All this will generally happen very quickly, without the aesthgager's being much aware of it. Ditto the final result, his experiencing the R as a counter-irritant of sorts, a counter-irritant to the relative predictability of the painting as a visual design. As something for the painting to resolve into its variety of harmony the way a piece of (non-Schoenbergian) classical music overcomes its dissonances. The increased mental energy he has been jarred into should increase the pleasure the painting's resolution causes.

Quick summary: the R will be sufficiently appropriate as a graphic element (as an intriguing-enough shape, and something that resembles part of a house) not to ruin the painting while at the same time sufficiently inappropriate to prevent the painting from being too bland. It will not be sufficiently textual to make the painting anything other than a pure illumage.

Second Thoughts after actually looking at the painting again, when I reposted it: the R can suggest Language as a doorway or window into a Wonderful House. This would not cancel my theory as to the R's effect given above, just add to it. So, maybe Villa R is what I'd call a textagraph. There are surely other visio-textual works with the equivalent of Klee's R, though, in which it can't persuasively suggest anything as consequential as I now think Klee's R does.

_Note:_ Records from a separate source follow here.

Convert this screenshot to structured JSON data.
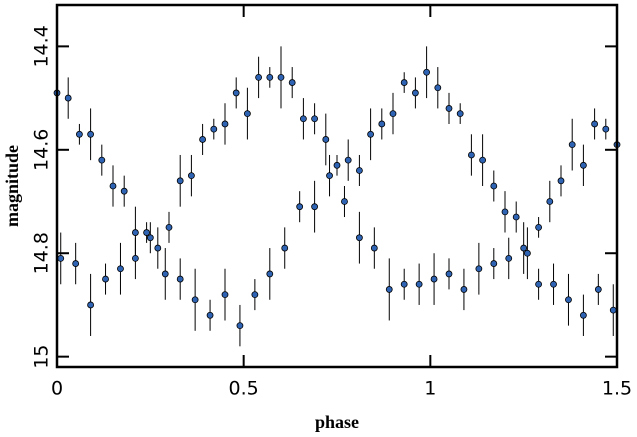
{
  "chart_data": {
    "type": "scatter",
    "x_label": "phase",
    "y_label": "magnitude",
    "xlim": [
      0,
      1.5
    ],
    "xticks": [
      0,
      0.5,
      1,
      1.5
    ],
    "ylim": [
      15.02,
      14.32
    ],
    "yticks": [
      14.4,
      14.6,
      14.8,
      15
    ],
    "color": "#2f64b4",
    "x": [
      0.0,
      0.03,
      0.06,
      0.09,
      0.12,
      0.15,
      0.18,
      0.21,
      0.24,
      0.27,
      0.3,
      0.33,
      0.36,
      0.39,
      0.42,
      0.45,
      0.48,
      0.51,
      0.54,
      0.57,
      0.6,
      0.63,
      0.66,
      0.69,
      0.72,
      0.75,
      0.78,
      0.81,
      0.84,
      0.87,
      0.9,
      0.93,
      0.96,
      0.99,
      1.02,
      1.05,
      1.08,
      1.11,
      1.14,
      1.17,
      1.2,
      1.23,
      1.26,
      1.29,
      1.32,
      1.35,
      1.38,
      1.41,
      1.44,
      1.47,
      1.5,
      0.01,
      0.05,
      0.09,
      0.13,
      0.17,
      0.21,
      0.25,
      0.29,
      0.33,
      0.37,
      0.41,
      0.45,
      0.49,
      0.53,
      0.57,
      0.61,
      0.65,
      0.69,
      0.73,
      0.77,
      0.81,
      0.85,
      0.89,
      0.93,
      0.97,
      1.01,
      1.05,
      1.09,
      1.13,
      1.17,
      1.21,
      1.25,
      1.29,
      1.33,
      1.37,
      1.41,
      1.45,
      1.49
    ],
    "values": [
      14.49,
      14.5,
      14.57,
      14.57,
      14.62,
      14.67,
      14.68,
      14.76,
      14.76,
      14.79,
      14.75,
      14.66,
      14.65,
      14.58,
      14.56,
      14.55,
      14.49,
      14.53,
      14.46,
      14.46,
      14.46,
      14.47,
      14.54,
      14.54,
      14.58,
      14.63,
      14.62,
      14.64,
      14.57,
      14.55,
      14.53,
      14.47,
      14.49,
      14.45,
      14.48,
      14.52,
      14.53,
      14.61,
      14.62,
      14.67,
      14.72,
      14.73,
      14.8,
      14.75,
      14.7,
      14.66,
      14.59,
      14.63,
      14.55,
      14.56,
      14.59,
      14.81,
      14.82,
      14.9,
      14.85,
      14.83,
      14.81,
      14.77,
      14.84,
      14.85,
      14.89,
      14.92,
      14.88,
      14.94,
      14.88,
      14.84,
      14.79,
      14.71,
      14.71,
      14.65,
      14.7,
      14.77,
      14.79,
      14.87,
      14.86,
      14.86,
      14.85,
      14.84,
      14.87,
      14.83,
      14.82,
      14.81,
      14.79,
      14.86,
      14.86,
      14.89,
      14.92,
      14.87,
      14.91
    ],
    "errors": [
      0.03,
      0.04,
      0.02,
      0.05,
      0.03,
      0.04,
      0.03,
      0.05,
      0.02,
      0.04,
      0.03,
      0.05,
      0.04,
      0.03,
      0.02,
      0.04,
      0.03,
      0.05,
      0.04,
      0.02,
      0.06,
      0.03,
      0.04,
      0.03,
      0.05,
      0.02,
      0.04,
      0.03,
      0.05,
      0.03,
      0.04,
      0.02,
      0.03,
      0.05,
      0.04,
      0.03,
      0.02,
      0.04,
      0.05,
      0.03,
      0.04,
      0.03,
      0.05,
      0.02,
      0.04,
      0.03,
      0.05,
      0.04,
      0.03,
      0.02,
      0.04,
      0.05,
      0.04,
      0.06,
      0.03,
      0.05,
      0.04,
      0.03,
      0.05,
      0.04,
      0.06,
      0.03,
      0.05,
      0.04,
      0.03,
      0.05,
      0.04,
      0.03,
      0.05,
      0.04,
      0.03,
      0.05,
      0.04,
      0.06,
      0.03,
      0.04,
      0.05,
      0.03,
      0.04,
      0.05,
      0.03,
      0.04,
      0.05,
      0.03,
      0.04,
      0.05,
      0.04,
      0.03,
      0.05
    ]
  }
}
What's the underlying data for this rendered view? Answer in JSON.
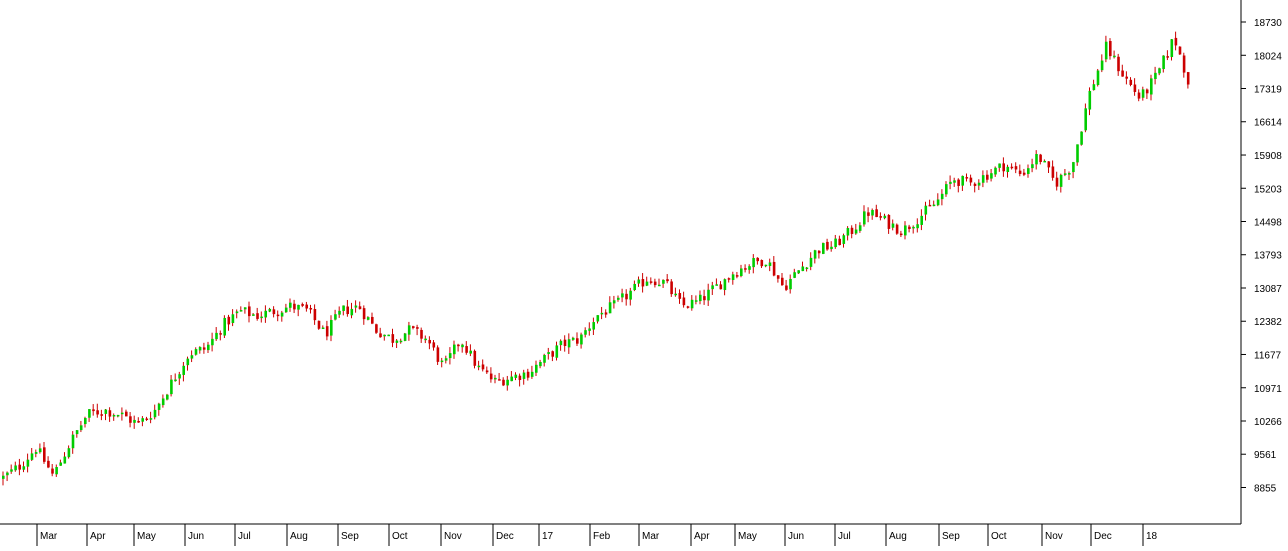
{
  "chart_data": {
    "type": "candlestick",
    "title": "",
    "xlabel": "",
    "ylabel": "",
    "grid": false,
    "legend": "none",
    "y_axis_side": "right",
    "ylim": [
      8300,
      19100
    ],
    "y_ticks": [
      8855,
      9561,
      10266,
      10971,
      11677,
      12382,
      13087,
      13793,
      14498,
      15203,
      15908,
      16614,
      17319,
      18024,
      18730
    ],
    "x_ticks": [
      "Mar",
      "Apr",
      "May",
      "Jun",
      "Jul",
      "Aug",
      "Sep",
      "Oct",
      "Nov",
      "Dec",
      "17",
      "Feb",
      "Mar",
      "Apr",
      "May",
      "Jun",
      "Jul",
      "Aug",
      "Sep",
      "Oct",
      "Nov",
      "Dec",
      "18"
    ],
    "colors": {
      "up": "#00cc00",
      "down": "#cc0000",
      "axis": "#000000",
      "background": "#ffffff"
    },
    "series": [
      {
        "close_path": [
          [
            "Mar",
            9050
          ],
          [
            "",
            9300
          ],
          [
            "",
            9700
          ],
          [
            "",
            9100
          ],
          [
            "Apr",
            9800
          ],
          [
            "",
            10400
          ],
          [
            "",
            10500
          ],
          [
            "May",
            10400
          ],
          [
            "",
            10200
          ],
          [
            "",
            10500
          ],
          [
            "Jun",
            11100
          ],
          [
            "",
            11700
          ],
          [
            "",
            11800
          ],
          [
            "Jul",
            12300
          ],
          [
            "",
            12600
          ],
          [
            "",
            12500
          ],
          [
            "Aug",
            12600
          ],
          [
            "",
            12700
          ],
          [
            "",
            12600
          ],
          [
            "Sep",
            12100
          ],
          [
            "",
            12600
          ],
          [
            "",
            12700
          ],
          [
            "Oct",
            12200
          ],
          [
            "",
            12000
          ],
          [
            "",
            12200
          ],
          [
            "Nov",
            12000
          ],
          [
            "",
            11400
          ],
          [
            "",
            12000
          ],
          [
            "Dec",
            11400
          ],
          [
            "",
            11100
          ],
          [
            "",
            11200
          ],
          [
            "17",
            11300
          ],
          [
            "",
            11600
          ],
          [
            "",
            11900
          ],
          [
            "Feb",
            12000
          ],
          [
            "",
            12500
          ],
          [
            "",
            12700
          ],
          [
            "Mar",
            13000
          ],
          [
            "",
            13300
          ],
          [
            "",
            13200
          ],
          [
            "Apr",
            12700
          ],
          [
            "",
            12800
          ],
          [
            "",
            13100
          ],
          [
            "May",
            13400
          ],
          [
            "",
            13600
          ],
          [
            "",
            13700
          ],
          [
            "Jun",
            13100
          ],
          [
            "",
            13500
          ],
          [
            "",
            13900
          ],
          [
            "Jul",
            14000
          ],
          [
            "",
            14300
          ],
          [
            "",
            14700
          ],
          [
            "Aug",
            14500
          ],
          [
            "",
            14300
          ],
          [
            "",
            14600
          ],
          [
            "Sep",
            14900
          ],
          [
            "",
            15400
          ],
          [
            "",
            15300
          ],
          [
            "Oct",
            15500
          ],
          [
            "",
            15700
          ],
          [
            "",
            15500
          ],
          [
            "Nov",
            15900
          ],
          [
            "",
            15300
          ],
          [
            "",
            15700
          ],
          [
            "Dec",
            17200
          ],
          [
            "",
            18200
          ],
          [
            "",
            17600
          ],
          [
            "18",
            17100
          ],
          [
            "",
            17600
          ],
          [
            "",
            18400
          ],
          [
            "",
            17300
          ]
        ]
      }
    ]
  }
}
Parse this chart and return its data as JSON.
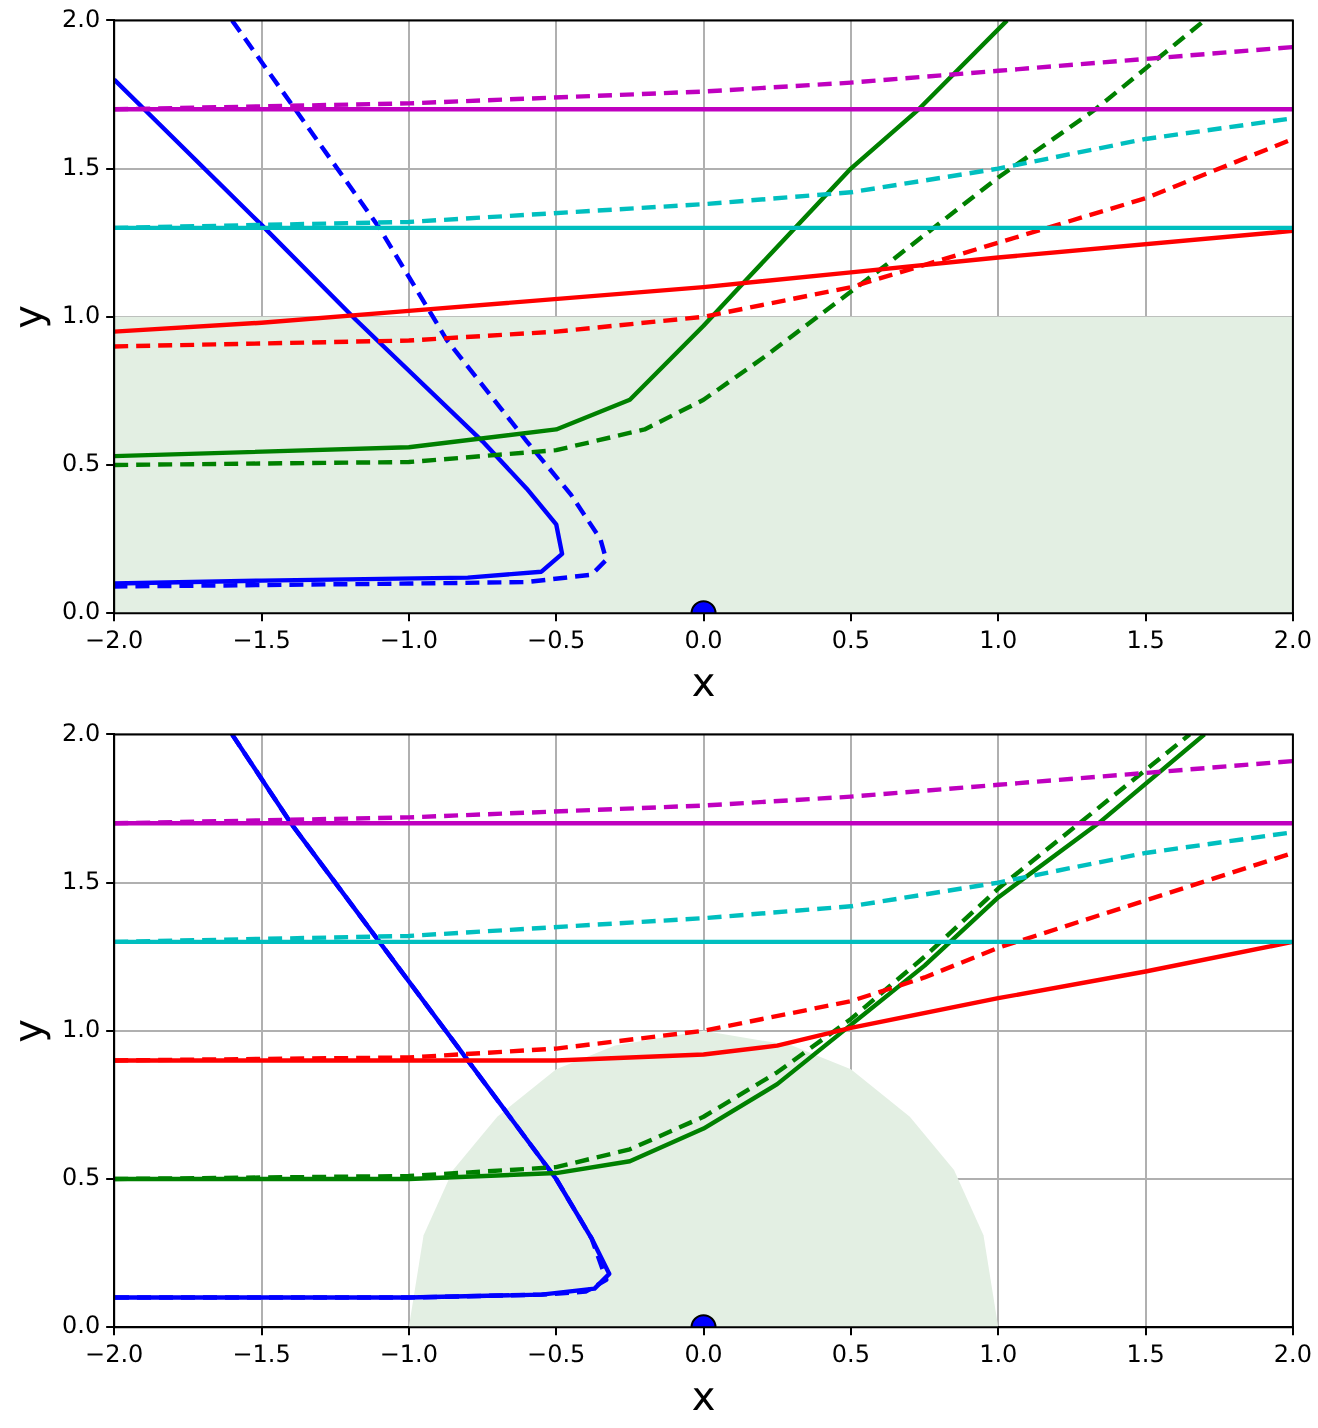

Third thought: the R could also suggest a kind of "R marks the spot," which in turn would suggest a journey all the way from A to this ascendant villa--and or a possible Villa Z! I guess I have to accept Villa R as textagraphic. It's not litragraphic, though: it lacks words.







RESPONSES TO THE ABOVE

Today, 31 August 2005, someone (who sounds like Geof Huth) e.mailed me that the R in the Klee painting "also suggests, 'are,' implying existence in the present, reduced to its essential phonome." I thought of that while writing my entry, but dropped the thought because I couldn't see the "are-ness" of the particular scene. Why specify a villa (instead of anything else) as something importantly existing in, or symbolizing, the present? Aside from that, Klee spoke German, not English. Actually, I don't know whether or not he spoke English, but German was his first language.

I doubt, by the way, that there is any letter one couldn't pun into a "significant" word or abbreviation.